Bains then proceeded to the boarding area and was there for about 20 minutes before Transportation Security Administration officers reappeared.

“Before boarding I was asked to come back to the security checkpoint to remove my turban and then ultimately, at that point, I disclosed my diplomatic passport because they were asking for identification, and at that point they realized who I was, what I was there for, and they allowed me to fly out,” said Bains, who in the end did not have to remove his headwear.

“I’d indicated that I had followed all the security processes and procedures and then, at that moment, when senior airport officials asked for my identification, they came to the realization of my particular position.”

Bains soon after contacted his colleague and Minister of Foreign Affairs Chrystia Freeland, who contacted her U.S. counterparts, who in turn issued an apology.

“I have travelled to the U.S. many, many times, I’m going to be travelling to the U.S. next week as well, but this was the first time this had occurred,” Bains said.

“They regretted what they did, they apologized for it, and I accept that apology.”

The incident came to light on Thursday from an article in the French-language La Presse news website, which Bains said resulted from them “asking about some of the challenges and issues that I faced and in that discussion my story emerged.”

I think most of the time it happens because of lack of awareness, knowledge and understanding

Bains said he had never had such an experience previously but has since had a similar experience in Antigua while on vacation with his family.

The Trudeau government has asked for a similar apology but has not yet received one.

After Thursday’s story emerged the TSA in the U.S. issued another statement.

“We regret the screening experience did not meet the expectations of Mr. Bains,” the statement from spokesman Michael McCarthy says.

“Upon review of airport closed-circuit video, we determined the officer conducting the screening did not follow standard operating procedures and therefore received additional training.”

Rather than declare his ministerial status, Bains said he prefers to watch things unfold as they would as an ordinary citizen in the same situation.

“I just wanted to know how anyone else would experience this,” Bains said.

“For me this is not about status, this is not about who you are and who you know, this is about making sure that people are treated with respect and the processes are followed. Discrimination occurs with so many people, we hear so many stories of people who face challenges, and for me I just want to understand the challenges people go through.
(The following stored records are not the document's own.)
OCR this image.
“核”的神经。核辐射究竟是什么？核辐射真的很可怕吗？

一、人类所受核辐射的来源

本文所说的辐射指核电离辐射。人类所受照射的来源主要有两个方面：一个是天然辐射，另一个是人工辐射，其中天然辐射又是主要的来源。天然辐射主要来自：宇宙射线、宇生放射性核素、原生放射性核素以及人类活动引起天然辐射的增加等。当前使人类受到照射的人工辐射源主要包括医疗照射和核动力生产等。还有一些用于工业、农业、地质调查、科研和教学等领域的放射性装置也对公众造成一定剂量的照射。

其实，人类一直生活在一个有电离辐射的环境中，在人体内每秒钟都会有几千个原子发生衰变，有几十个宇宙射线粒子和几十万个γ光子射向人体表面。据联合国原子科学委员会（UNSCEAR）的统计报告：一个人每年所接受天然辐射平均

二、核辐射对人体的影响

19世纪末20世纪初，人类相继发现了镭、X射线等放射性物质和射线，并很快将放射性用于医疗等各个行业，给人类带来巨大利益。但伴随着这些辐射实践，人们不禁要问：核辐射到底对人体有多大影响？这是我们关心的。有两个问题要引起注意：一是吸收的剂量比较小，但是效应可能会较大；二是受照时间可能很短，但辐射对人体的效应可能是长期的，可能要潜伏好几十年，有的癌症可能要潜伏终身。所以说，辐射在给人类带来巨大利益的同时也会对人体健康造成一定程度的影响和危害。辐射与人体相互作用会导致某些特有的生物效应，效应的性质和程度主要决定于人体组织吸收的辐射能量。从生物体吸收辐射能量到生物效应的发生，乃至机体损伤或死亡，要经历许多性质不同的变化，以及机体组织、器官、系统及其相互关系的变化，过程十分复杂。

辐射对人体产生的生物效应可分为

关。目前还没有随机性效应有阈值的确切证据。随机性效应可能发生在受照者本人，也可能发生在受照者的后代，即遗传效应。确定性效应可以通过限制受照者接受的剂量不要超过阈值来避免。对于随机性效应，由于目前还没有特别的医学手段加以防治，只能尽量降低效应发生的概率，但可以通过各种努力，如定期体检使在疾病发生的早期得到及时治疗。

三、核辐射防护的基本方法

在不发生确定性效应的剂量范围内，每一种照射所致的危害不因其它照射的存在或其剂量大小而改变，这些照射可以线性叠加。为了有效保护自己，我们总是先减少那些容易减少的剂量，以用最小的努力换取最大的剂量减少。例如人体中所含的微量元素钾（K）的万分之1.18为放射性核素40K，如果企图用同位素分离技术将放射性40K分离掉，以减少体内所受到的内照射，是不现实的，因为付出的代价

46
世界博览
I unfortunately was put in a situation like that myself.”

Harjinder Singh Kandola, president of the Sikh Cultural Society of Metropolitan Windsor, said he has never personally had a similar experience but appreciates Bains raising the issue.

“I think most of the time it happens because of lack of awareness, knowledge and understanding,” said Kandola, who estimates about 2,000 Sikhs line in Windsor-Essex.

“Only in a few cases it may be because of some kind of intolerance or personal bias but I think normally it’s a lack of awareness and we need to be more proactive to create more awareness.”